Se embriagaron de euforia, dieron por hecho que tenían asegurado el 100% de sus antiguos votantes y de los de IU y llenaron la campaña de sonrisas con aroma de Coco Chanel y de condescendientes llamamientos a los socialistas para que se prepararan a votar la investidura de Pablo Iglesias a cambio de perdonarles la vida y hacerles un hueco en el gobierno. Por el camino, se olvidaron de que algún día fueron el partido de los indignados. 

Ocuparon el centro del escenario, se convirtieron en los protagonistas absolutos de la campaña, acapararon los focos. La palabra sorpasso lo dominaba todo.  El invicto Iglesias se exhibía en los estudios de radio y televisión, dejando a sus subalternos la penosa tarea de patear el territorio. Ebrios de protagonismo, no repararon en que cuanto más crecía su expectativa y más verosímil se hacía su triunfo, más aumentaba su riesgo.

Podemos es hoy un campo de batalla donde los viejos amigos se ajustan las cuentas a navajazos por el sueño de una noche de verano, arruinado a causa de una pésima gestión de las expectativas

No importa haber pasado en dos años de cero a 71 escaños en el parlamento español o estar gobernando las ciudades más grandes del país; ese partido es hoy un campo de batalla donde los viejos amigos se ajustan las cuentas a navajazos por el sueño de una noche de verano, arruinado a causa de una pésima gestión de las expectativas.  
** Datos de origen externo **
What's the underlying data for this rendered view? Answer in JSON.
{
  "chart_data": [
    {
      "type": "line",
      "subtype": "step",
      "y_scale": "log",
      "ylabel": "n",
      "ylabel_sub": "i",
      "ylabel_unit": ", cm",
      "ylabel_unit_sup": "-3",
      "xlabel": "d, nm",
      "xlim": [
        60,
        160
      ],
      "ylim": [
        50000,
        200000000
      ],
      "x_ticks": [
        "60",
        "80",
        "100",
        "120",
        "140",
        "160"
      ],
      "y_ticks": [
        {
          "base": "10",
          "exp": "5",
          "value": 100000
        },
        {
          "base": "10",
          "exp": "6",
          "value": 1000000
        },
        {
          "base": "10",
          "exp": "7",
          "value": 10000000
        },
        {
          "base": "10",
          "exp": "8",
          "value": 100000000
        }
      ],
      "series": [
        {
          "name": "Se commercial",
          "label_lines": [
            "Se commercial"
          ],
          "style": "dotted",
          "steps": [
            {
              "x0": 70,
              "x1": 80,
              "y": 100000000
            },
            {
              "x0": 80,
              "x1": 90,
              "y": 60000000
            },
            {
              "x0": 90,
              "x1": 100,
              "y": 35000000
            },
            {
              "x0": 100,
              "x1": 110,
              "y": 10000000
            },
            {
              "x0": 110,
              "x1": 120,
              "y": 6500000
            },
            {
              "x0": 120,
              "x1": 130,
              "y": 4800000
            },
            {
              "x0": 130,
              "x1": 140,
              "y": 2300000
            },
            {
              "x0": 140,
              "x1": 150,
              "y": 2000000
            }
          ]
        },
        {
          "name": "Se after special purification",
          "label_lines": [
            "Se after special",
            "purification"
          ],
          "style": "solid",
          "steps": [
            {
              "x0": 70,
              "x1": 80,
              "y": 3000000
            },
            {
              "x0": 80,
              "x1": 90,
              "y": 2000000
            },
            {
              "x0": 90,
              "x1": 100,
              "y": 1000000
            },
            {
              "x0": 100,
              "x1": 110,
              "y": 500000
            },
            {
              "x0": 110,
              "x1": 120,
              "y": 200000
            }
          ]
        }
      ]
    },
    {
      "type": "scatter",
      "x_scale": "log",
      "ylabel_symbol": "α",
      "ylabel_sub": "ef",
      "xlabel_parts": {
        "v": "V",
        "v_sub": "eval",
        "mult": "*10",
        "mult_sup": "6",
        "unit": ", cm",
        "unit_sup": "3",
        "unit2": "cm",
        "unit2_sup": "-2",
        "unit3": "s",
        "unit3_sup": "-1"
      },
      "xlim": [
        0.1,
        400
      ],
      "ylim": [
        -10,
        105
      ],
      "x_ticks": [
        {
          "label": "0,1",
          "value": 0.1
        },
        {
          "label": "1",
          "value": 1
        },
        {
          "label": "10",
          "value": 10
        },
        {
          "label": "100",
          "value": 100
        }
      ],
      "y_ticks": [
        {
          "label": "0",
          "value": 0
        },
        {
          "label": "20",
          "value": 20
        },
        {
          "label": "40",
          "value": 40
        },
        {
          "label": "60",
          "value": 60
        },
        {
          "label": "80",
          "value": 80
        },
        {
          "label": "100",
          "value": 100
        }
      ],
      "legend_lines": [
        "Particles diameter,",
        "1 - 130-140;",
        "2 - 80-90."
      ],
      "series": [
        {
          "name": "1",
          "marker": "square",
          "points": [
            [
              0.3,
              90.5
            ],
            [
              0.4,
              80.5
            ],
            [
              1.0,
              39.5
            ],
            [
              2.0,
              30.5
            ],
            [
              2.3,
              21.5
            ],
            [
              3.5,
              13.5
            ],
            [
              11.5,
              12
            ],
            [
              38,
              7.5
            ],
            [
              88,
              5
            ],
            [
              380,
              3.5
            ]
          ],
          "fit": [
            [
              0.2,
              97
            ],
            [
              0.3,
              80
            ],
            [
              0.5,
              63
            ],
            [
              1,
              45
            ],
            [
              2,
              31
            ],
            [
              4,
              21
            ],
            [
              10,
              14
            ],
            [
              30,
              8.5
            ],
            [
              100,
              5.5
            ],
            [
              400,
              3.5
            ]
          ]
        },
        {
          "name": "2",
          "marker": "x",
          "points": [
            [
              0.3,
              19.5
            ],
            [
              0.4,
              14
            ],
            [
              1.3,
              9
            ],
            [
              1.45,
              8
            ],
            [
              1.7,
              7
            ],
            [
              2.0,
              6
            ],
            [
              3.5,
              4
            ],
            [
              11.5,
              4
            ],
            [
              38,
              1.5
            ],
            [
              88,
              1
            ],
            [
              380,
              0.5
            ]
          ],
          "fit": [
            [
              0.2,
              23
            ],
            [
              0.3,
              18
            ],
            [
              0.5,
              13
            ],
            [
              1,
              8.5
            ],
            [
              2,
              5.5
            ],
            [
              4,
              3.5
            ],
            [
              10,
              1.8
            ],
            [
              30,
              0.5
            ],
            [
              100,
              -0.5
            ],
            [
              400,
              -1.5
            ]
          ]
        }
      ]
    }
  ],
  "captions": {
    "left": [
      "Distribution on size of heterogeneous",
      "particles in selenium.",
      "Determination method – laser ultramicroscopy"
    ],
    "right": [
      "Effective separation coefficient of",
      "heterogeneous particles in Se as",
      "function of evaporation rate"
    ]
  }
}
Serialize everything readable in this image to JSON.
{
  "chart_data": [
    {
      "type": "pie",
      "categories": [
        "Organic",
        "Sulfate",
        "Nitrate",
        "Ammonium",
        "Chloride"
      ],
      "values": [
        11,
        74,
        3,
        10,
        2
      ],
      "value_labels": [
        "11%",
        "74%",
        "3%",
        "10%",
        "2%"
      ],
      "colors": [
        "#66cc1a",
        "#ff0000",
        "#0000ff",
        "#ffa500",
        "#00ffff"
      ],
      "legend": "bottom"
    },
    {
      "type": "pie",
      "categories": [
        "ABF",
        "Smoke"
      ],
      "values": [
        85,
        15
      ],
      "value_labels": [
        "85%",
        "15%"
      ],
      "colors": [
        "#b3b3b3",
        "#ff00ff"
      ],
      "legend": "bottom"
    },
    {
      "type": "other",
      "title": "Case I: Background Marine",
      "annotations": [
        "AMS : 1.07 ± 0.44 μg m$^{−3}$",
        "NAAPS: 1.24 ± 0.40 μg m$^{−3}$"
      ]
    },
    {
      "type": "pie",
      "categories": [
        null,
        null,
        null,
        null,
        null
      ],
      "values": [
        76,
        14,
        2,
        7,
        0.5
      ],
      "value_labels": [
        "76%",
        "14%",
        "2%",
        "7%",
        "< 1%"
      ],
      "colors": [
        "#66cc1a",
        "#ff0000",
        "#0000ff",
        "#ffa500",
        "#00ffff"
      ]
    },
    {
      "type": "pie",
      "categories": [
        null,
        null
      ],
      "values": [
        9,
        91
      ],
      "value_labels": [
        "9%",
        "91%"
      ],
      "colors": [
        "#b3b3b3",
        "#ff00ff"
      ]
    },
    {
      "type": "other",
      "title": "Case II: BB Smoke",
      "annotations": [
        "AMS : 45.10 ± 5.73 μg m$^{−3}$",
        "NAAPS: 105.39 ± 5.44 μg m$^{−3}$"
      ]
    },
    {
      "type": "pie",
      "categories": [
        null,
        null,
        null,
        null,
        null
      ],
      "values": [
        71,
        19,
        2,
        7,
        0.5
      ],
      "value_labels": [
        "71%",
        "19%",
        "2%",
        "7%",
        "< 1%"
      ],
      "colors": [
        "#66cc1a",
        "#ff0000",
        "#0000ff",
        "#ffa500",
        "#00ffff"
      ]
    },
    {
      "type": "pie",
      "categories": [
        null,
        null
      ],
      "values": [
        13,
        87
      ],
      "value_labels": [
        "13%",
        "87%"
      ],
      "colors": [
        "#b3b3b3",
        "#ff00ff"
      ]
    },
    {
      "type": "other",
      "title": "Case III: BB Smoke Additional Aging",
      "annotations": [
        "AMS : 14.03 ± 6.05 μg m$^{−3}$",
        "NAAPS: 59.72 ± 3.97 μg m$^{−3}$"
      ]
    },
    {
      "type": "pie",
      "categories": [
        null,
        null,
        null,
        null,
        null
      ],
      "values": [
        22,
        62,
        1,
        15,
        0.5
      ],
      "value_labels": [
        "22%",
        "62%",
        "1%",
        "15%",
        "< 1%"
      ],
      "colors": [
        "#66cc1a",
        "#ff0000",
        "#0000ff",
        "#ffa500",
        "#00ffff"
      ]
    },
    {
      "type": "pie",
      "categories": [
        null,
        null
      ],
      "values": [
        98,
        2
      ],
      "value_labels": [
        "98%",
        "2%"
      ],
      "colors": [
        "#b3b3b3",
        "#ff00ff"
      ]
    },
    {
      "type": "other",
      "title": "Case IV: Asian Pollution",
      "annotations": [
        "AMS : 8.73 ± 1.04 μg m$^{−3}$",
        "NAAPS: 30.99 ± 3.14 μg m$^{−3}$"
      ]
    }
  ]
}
El Partido Popular no sólo ha administrado bien sus propias expectativas. Además, ha gestionado sabiamente las de Unidos Podemos. Ayudado por las encuestas, por el calentón en las redes sociales y por el entusiasmo podemita de alguna cadena de televisión, dejó crecer la ola, haciendo creer a los votantes del centroderecha que el peligro de ver a Iglesias en la Moncloa era inminente. El manoteo desesperado de los socialistas para defenderse del sorpasso también ayudó a ello. Nada mejor para inducir un retorno masivo de tantos votantes que en diciembre, asqueados, se habían quedado en casa o buscado recipientes más higiénicos para su papeleta de voto.
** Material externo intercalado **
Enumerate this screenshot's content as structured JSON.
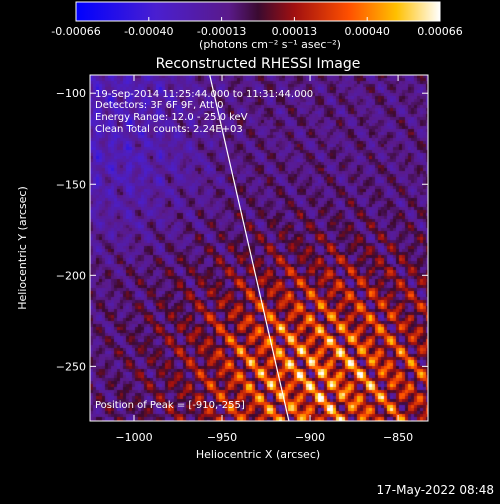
{
  "colorbar": {
    "tick_labels": [
      "-0.00066",
      "-0.00040",
      "-0.00013",
      "0.00013",
      "0.00040",
      "0.00066"
    ],
    "unit_label": "(photons cm⁻² s⁻¹ asec⁻²)"
  },
  "annotations": {
    "time_range": "19-Sep-2014 11:25:44.000 to 11:31:44.000",
    "detectors": "Detectors: 3F 6F 9F, Att 0",
    "energy": "Energy Range: 12.0 - 25.0 keV",
    "clean": "Clean    Total counts: 2.24E+03",
    "peak": "Position of Peak = [-910,-255]"
  },
  "footer": {
    "timestamp": "17-May-2022 08:48"
  },
  "colors": {
    "limb_line": "#ffffff",
    "background": "#000000"
  },
  "chart_data": {
    "type": "heatmap",
    "title": "Reconstructed RHESSI Image",
    "xlabel": "Heliocentric X (arcsec)",
    "ylabel": "Heliocentric Y (arcsec)",
    "xlim": [
      -1025,
      -833
    ],
    "ylim": [
      -280,
      -90
    ],
    "x_ticks": [
      -1000,
      -950,
      -900,
      -850
    ],
    "y_ticks": [
      -100,
      -150,
      -200,
      -250
    ],
    "color_range": [
      -0.00066,
      0.00066
    ],
    "colormap": "blue-purple-red-yellow-white",
    "peak_position": [
      -910,
      -255
    ],
    "limb_line": [
      [
        -957,
        -90
      ],
      [
        -912,
        -280
      ]
    ]
  }
}
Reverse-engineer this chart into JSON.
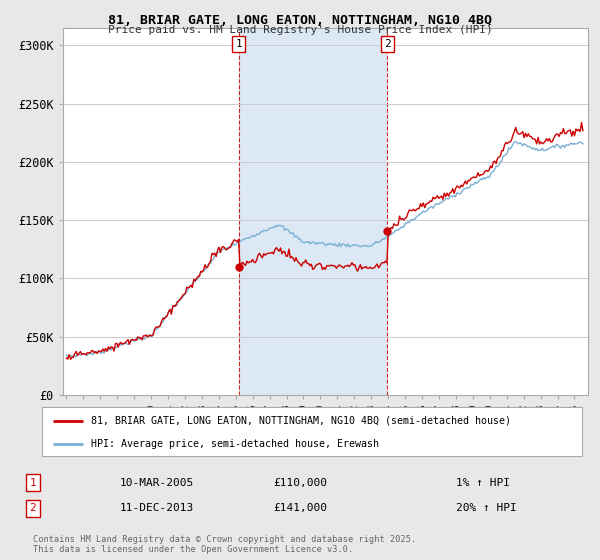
{
  "title_line1": "81, BRIAR GATE, LONG EATON, NOTTINGHAM, NG10 4BQ",
  "title_line2": "Price paid vs. HM Land Registry's House Price Index (HPI)",
  "legend_label1": "81, BRIAR GATE, LONG EATON, NOTTINGHAM, NG10 4BQ (semi-detached house)",
  "legend_label2": "HPI: Average price, semi-detached house, Erewash",
  "annotation1_label": "1",
  "annotation1_date": "10-MAR-2005",
  "annotation1_price": "£110,000",
  "annotation1_hpi": "1% ↑ HPI",
  "annotation2_label": "2",
  "annotation2_date": "11-DEC-2013",
  "annotation2_price": "£141,000",
  "annotation2_hpi": "20% ↑ HPI",
  "footer": "Contains HM Land Registry data © Crown copyright and database right 2025.\nThis data is licensed under the Open Government Licence v3.0.",
  "line_color_red": "#cc0000",
  "line_color_blue": "#7ab0d4",
  "shade_color": "#dce9f5",
  "background_color": "#e8e8e8",
  "plot_bg_color": "#ffffff",
  "ylabel_ticks": [
    "£0",
    "£50K",
    "£100K",
    "£150K",
    "£200K",
    "£250K",
    "£300K"
  ],
  "ytick_values": [
    0,
    50000,
    100000,
    150000,
    200000,
    250000,
    300000
  ],
  "ylim": [
    0,
    315000
  ],
  "xlim_start": 1994.8,
  "xlim_end": 2025.8,
  "purchase1_x": 2005.19,
  "purchase1_y": 110000,
  "purchase2_x": 2013.94,
  "purchase2_y": 141000,
  "vline1_x": 2005.19,
  "vline2_x": 2013.94
}
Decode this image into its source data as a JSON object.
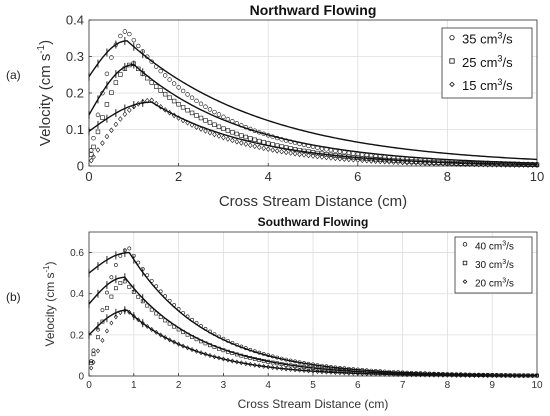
{
  "chart_data": [
    {
      "type": "line",
      "panel_label": "(a)",
      "title": "Northward Flowing",
      "xlabel": "Cross Stream Distance (cm)",
      "ylabel": "Velocity (cm s",
      "ylabel_sup": "-1",
      "ylabel_close": ")",
      "xlim": [
        0,
        10
      ],
      "ylim": [
        0,
        0.4
      ],
      "xticks": [
        "0",
        "2",
        "4",
        "6",
        "8",
        "10"
      ],
      "xtick_values": [
        0,
        2,
        4,
        6,
        8,
        10
      ],
      "yticks": [
        "0",
        "0.1",
        "0.2",
        "0.3",
        "0.4"
      ],
      "ytick_values": [
        0,
        0.1,
        0.2,
        0.3,
        0.4
      ],
      "grid": true,
      "legend_position": "top-right",
      "series": [
        {
          "name": "35 cm",
          "name_sup": "3",
          "name_tail": "/s",
          "marker": "circle",
          "peak_x": 0.85,
          "fit_peak": 0.343,
          "data_peak": 0.37,
          "fit_start": 0.245,
          "data_start": 0.01,
          "fit_end": 0.018,
          "data_end": 0.005
        },
        {
          "name": "25 cm",
          "name_sup": "3",
          "name_tail": "/s",
          "marker": "square",
          "peak_x": 1.0,
          "fit_peak": 0.278,
          "data_peak": 0.28,
          "fit_start": 0.14,
          "data_start": 0.01,
          "fit_end": 0.008,
          "data_end": 0.003
        },
        {
          "name": "15 cm",
          "name_sup": "3",
          "name_tail": "/s",
          "marker": "diamond",
          "peak_x": 1.4,
          "fit_peak": 0.175,
          "data_peak": 0.18,
          "fit_start": 0.095,
          "data_start": 0.005,
          "fit_end": 0.004,
          "data_end": 0.002
        }
      ]
    },
    {
      "type": "line",
      "panel_label": "(b)",
      "title": "Southward Flowing",
      "xlabel": "Cross Stream Distance (cm)",
      "ylabel": "Velocity (cm s",
      "ylabel_sup": "-1",
      "ylabel_close": ")",
      "xlim": [
        0,
        10
      ],
      "ylim": [
        0,
        0.7
      ],
      "xticks": [
        "0",
        "1",
        "2",
        "3",
        "4",
        "5",
        "6",
        "7",
        "8",
        "9",
        "10"
      ],
      "xtick_values": [
        0,
        1,
        2,
        3,
        4,
        5,
        6,
        7,
        8,
        9,
        10
      ],
      "yticks": [
        "0",
        "0.2",
        "0.4",
        "0.6"
      ],
      "ytick_values": [
        0,
        0.2,
        0.4,
        0.6
      ],
      "grid": true,
      "legend_position": "top-right",
      "series": [
        {
          "name": "40 cm",
          "name_sup": "3",
          "name_tail": "/s",
          "marker": "circle",
          "peak_x": 0.9,
          "fit_peak": 0.6,
          "data_peak": 0.62,
          "fit_start": 0.5,
          "data_start": 0.02,
          "fit_end": 0.003,
          "data_end": 0.003
        },
        {
          "name": "30 cm",
          "name_sup": "3",
          "name_tail": "/s",
          "marker": "square",
          "peak_x": 0.8,
          "fit_peak": 0.48,
          "data_peak": 0.46,
          "fit_start": 0.35,
          "data_start": 0.02,
          "fit_end": 0.002,
          "data_end": 0.002
        },
        {
          "name": "20 cm",
          "name_sup": "3",
          "name_tail": "/s",
          "marker": "diamond",
          "peak_x": 0.85,
          "fit_peak": 0.32,
          "data_peak": 0.32,
          "fit_start": 0.2,
          "data_start": 0.01,
          "fit_end": 0.001,
          "data_end": 0.001
        }
      ]
    }
  ]
}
El resultado ha sido inmejorable: concentración del voto en un campo y fragmentación en el otro. La polarización en una sola dirección. Mientras en el territorio de influencia social del PP se agrupaban las tropas en torno al general Rajoy (¡qué remedio!) para frenar la invasión podemita, en el de influencia social del PSOE se levantaban trincheras frente al sorpasso;  y en el propio territorio podemita, muchos votantes de IU –incluso unos cuantos de Podemos- se escaqueaban silenciosamente, disgustados por un pacto anatemizado pocos meses antes o desorientados por un líder del que ya no se sabe si es populista o leninista, peronista, bolivariano, socialdemócrata de nuevo cuño, admirador de Zapatero y devoto de Anguita, patriota español o plurinacional, eurófilo o eurófobo…en definitiva, si está arriba o está abajo.